Of Man and Beast

November 9, 2005

"To love what was is a new thing under the sun, unknown to most people and to all pigeons," writes Aldo Leopold in his Sketches Here and There. "To see America as history, to conceive of destiny as a becoming, to smell a hickory tree through the still lapse of ages — all these things are possible for us, and to achieve them takes only the free sky, and the will to ply our wings. In these things, and not in Mr. Bush's bombs and Mr. DuPont's nylons, lies objective evidence of our superiority over the beasts."
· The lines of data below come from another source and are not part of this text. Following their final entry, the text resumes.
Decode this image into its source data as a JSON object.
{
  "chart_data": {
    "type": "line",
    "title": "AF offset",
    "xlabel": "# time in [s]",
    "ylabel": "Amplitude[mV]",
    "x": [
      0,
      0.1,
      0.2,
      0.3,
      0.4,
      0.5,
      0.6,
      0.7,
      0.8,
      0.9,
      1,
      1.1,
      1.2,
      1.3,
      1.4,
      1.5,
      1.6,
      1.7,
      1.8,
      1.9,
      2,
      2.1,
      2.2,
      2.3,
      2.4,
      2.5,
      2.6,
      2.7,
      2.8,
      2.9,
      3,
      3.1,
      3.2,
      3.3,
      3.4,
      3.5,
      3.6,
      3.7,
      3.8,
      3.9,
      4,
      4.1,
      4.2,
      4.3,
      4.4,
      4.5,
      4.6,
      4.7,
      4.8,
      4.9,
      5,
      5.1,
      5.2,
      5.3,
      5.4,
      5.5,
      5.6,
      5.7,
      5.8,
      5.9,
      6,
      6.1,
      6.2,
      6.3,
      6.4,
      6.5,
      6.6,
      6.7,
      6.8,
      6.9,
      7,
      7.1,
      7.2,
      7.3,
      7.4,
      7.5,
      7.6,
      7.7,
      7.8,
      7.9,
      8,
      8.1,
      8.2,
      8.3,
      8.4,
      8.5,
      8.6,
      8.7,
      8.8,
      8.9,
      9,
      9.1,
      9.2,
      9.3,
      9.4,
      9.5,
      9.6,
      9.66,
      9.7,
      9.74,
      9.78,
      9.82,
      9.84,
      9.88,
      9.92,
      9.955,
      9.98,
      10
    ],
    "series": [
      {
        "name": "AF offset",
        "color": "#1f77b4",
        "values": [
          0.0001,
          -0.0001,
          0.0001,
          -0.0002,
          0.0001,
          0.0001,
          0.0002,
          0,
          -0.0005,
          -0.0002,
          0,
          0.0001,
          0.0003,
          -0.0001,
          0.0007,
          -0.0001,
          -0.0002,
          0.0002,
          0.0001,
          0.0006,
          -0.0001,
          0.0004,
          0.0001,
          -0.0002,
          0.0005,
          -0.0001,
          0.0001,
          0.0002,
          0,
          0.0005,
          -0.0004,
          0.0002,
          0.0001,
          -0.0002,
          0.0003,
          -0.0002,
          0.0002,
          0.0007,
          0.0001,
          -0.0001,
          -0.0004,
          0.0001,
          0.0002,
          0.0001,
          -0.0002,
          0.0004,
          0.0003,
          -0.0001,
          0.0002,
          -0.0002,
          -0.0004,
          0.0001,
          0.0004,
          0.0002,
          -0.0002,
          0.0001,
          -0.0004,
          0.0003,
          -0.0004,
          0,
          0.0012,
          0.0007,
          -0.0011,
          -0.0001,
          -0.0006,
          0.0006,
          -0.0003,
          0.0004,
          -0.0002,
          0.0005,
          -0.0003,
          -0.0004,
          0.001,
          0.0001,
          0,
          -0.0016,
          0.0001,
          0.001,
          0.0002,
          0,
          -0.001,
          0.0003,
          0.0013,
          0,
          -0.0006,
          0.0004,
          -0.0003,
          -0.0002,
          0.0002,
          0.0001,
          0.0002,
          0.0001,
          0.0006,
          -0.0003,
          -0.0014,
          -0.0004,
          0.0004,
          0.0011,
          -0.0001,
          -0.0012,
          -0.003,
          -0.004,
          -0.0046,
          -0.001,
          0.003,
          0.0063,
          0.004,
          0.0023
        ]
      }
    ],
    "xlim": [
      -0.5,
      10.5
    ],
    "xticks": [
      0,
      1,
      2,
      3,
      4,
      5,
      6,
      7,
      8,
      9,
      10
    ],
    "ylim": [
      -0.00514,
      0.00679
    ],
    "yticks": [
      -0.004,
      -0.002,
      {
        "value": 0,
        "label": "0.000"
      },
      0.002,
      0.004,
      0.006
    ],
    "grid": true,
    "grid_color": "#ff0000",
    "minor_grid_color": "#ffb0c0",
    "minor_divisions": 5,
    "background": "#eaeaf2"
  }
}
Leopold — a brilliant writer who completed his opus, A Sand County Almanac (links to a full review), in 1948 — was writing of the recent extinction of the passenger pigeon. More specifically, he was writing of a statue that he and others had erected in his Wisconsin County, a bronze of that famous bird. If you want to learn to better appreciate Gaia; if you feel the need to see unstinting acceptance of evolution in these science-dark times; if you ever wanted to see ecology in action; if you love reading the English language in its richest natural expression… then I recommend you look to Leopold.

'Abdu'l-Bahá, in Some Answered Questions, explains the difference between animals and man thusly: "… the animal perceives sensible things but does not perceive intellectual realities. For example, that which is within the range of its vision the animal sees, but that which is beyond the range of sight it is not possible for it to perceive, and it cannot imagine it." This sounds to me like a basic formulation of the theory of mind.

I take it as a given that I can substitute "… range of its hearing the animal hears …" and so forth. But what about apes who have been shown to exhibit characteristics of "mind?" Are these man or animal? Do they fit neatly in 'Abdu'l-Bahá's taxonomy? Technically no. But I'm not really bothered by that. His goal was to speak generally of the "difference existing between man and animal," not to state exact scientific facts.

Leopold does not make the exception any more than 'Abdu'l-Bahá, and in neither case am I worried. I love and respect animals, but to deny that humans generally have some element of superiority over the rest of the animal kingdom would strike me as senseless banter. And with that I shall cease my own rambling.